Ungkapan Mbak Ihda kepada Mbak Na’im. Sejenak Mbak Na’I berpikir kemudian
mengambil nafas panjang sebelum menaggapi ungkapan sahabatnya.
“Begini
Shob, mungkin ini sudah menjadi jalanmu, Kamu masih ingat kata-kata ustadz Arif
tadi kan? Apalagi kata-kata mbak-mbak
alumni yang sering mengatakan ta’dzim pada Kyai dan ngalap barokah, Allah telah menjawab Do’amu yang sudah engkau
panjatkan di sepertiga malam_Nya. Sang Pencipta Langit mengabulkan doa’mu lewat
Gus Zakky, dan mungkin inilah barokah dari apa yang telah engkau kerjakan
setiap hari disini, Kau selalu ta’dzim pada Ibu, Abah dan keluarga ndalem yang
lain, Sampaikan keinginanmu pada kedua orang tuamu dan juga jangan lupa
sampaikan ini pula pada beliau, aku yakin beliau lebih mengerti keinginanmu,
ingat hidup adalah pilihan, engkau harus bisa memilih yang terbaik bagimu,
keluargamu dan semuanya yang telah mendukungmu”. Mbak Na’im tidak memberi
keputusan namun Mbak Na’im memberikan sedikit penjelasan yang bisa membantu
Mbak Ihda untu menentukan pilihan.
“Terima
kasih shobat, jawabanmu benar-benar membantuku, aku akan melaksanakan saranmu
setelah aku pulang, kau selalu ada disampingku disaat aku senang bahkan disaat
aku sedih, aku tak akan melupakanmu”. Segores senyum dibibir Mbak Ihda
mengembang kembali.
“Teeeeeeetz….Teeeeeeetz….Teeeeeetz…..”
suara bel agar para santri segera mengambil air wudhu. Hiruk pikuk para santri
dan jeritan suara antripun menyelimuti pesantren. Mbak Ihda dan Mba Na’in
langsung menuju tempat wudhu, mereka berdua ikut antri menunggu giliran wudhu.

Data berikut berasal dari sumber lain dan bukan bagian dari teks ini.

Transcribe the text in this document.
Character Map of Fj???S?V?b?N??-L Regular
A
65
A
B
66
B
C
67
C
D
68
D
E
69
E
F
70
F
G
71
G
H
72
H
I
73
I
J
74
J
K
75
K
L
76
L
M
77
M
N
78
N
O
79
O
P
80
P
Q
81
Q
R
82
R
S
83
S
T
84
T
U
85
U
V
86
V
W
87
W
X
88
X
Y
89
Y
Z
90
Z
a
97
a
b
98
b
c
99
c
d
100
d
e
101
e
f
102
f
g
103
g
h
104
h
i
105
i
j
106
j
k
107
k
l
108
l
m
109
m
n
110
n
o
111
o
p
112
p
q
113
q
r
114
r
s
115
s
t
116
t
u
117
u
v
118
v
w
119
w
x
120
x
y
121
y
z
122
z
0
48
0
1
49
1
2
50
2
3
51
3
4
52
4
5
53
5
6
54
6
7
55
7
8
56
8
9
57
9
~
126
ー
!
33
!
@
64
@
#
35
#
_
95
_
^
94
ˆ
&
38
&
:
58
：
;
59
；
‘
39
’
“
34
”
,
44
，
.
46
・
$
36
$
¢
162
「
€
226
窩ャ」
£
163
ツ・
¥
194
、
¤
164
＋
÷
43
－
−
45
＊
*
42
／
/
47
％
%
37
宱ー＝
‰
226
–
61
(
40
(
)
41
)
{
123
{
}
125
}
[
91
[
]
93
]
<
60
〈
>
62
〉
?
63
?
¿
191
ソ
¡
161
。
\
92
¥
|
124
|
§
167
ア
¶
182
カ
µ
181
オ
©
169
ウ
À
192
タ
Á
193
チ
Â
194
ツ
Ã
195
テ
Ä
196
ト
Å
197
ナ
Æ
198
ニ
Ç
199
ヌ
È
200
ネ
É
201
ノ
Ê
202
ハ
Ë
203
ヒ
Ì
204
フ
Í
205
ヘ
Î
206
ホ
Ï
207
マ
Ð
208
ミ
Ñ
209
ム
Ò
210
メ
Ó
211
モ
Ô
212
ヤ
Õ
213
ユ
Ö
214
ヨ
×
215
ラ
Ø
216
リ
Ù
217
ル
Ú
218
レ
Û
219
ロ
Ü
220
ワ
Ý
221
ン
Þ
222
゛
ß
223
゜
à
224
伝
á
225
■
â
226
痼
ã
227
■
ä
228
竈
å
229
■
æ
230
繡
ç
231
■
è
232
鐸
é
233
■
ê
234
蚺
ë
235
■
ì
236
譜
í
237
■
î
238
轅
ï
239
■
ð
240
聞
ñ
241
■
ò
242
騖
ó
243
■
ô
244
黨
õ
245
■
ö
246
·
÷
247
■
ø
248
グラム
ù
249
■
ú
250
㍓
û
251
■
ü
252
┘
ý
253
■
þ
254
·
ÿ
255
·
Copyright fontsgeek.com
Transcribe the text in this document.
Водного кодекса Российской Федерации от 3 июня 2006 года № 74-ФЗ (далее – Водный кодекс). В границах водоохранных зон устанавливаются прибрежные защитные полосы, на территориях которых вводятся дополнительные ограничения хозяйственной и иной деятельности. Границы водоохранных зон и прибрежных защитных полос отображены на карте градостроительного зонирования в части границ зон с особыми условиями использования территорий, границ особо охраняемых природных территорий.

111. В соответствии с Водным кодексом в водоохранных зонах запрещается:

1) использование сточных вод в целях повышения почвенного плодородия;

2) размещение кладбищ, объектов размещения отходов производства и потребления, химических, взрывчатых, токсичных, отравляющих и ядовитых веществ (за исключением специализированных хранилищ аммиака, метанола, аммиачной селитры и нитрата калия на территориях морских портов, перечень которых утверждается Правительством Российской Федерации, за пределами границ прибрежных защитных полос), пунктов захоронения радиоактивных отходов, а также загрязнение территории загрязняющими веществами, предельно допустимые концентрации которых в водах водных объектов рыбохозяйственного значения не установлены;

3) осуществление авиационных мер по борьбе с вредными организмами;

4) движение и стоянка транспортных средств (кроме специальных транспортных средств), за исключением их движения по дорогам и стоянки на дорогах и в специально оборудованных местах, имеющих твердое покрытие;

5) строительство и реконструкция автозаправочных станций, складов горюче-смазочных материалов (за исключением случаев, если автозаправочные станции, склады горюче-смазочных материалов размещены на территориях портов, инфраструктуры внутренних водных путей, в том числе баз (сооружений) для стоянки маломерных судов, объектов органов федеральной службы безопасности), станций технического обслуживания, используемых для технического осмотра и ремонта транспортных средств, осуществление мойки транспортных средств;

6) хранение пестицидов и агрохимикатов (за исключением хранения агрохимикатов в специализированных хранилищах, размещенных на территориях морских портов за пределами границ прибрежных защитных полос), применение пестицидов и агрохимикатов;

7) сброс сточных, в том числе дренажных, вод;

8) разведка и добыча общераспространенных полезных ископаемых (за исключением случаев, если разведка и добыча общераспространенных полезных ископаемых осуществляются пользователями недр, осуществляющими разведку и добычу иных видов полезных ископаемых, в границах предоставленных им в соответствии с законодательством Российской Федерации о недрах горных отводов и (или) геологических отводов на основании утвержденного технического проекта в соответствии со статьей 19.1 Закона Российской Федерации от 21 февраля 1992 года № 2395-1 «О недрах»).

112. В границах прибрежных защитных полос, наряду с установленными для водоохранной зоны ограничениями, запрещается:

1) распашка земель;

Para santri harus wudhu satu-satu bergantian di kran yang jumlahnya sangat
terbatas namun setelah melihat Mbak Ihda dan Mbak Na’im mengantri, ada beberapa
orang santri mempersilahkan Mbak Na’im dan Mbak Ihda untuk wudhu duluan.
Mbak Ihda dan Mbak
Na’im adalah sahabat sejoli yang dipertemukan di As Sudara P.P.P Alma’ruf
walau dari kelurga yang sangat berbeda.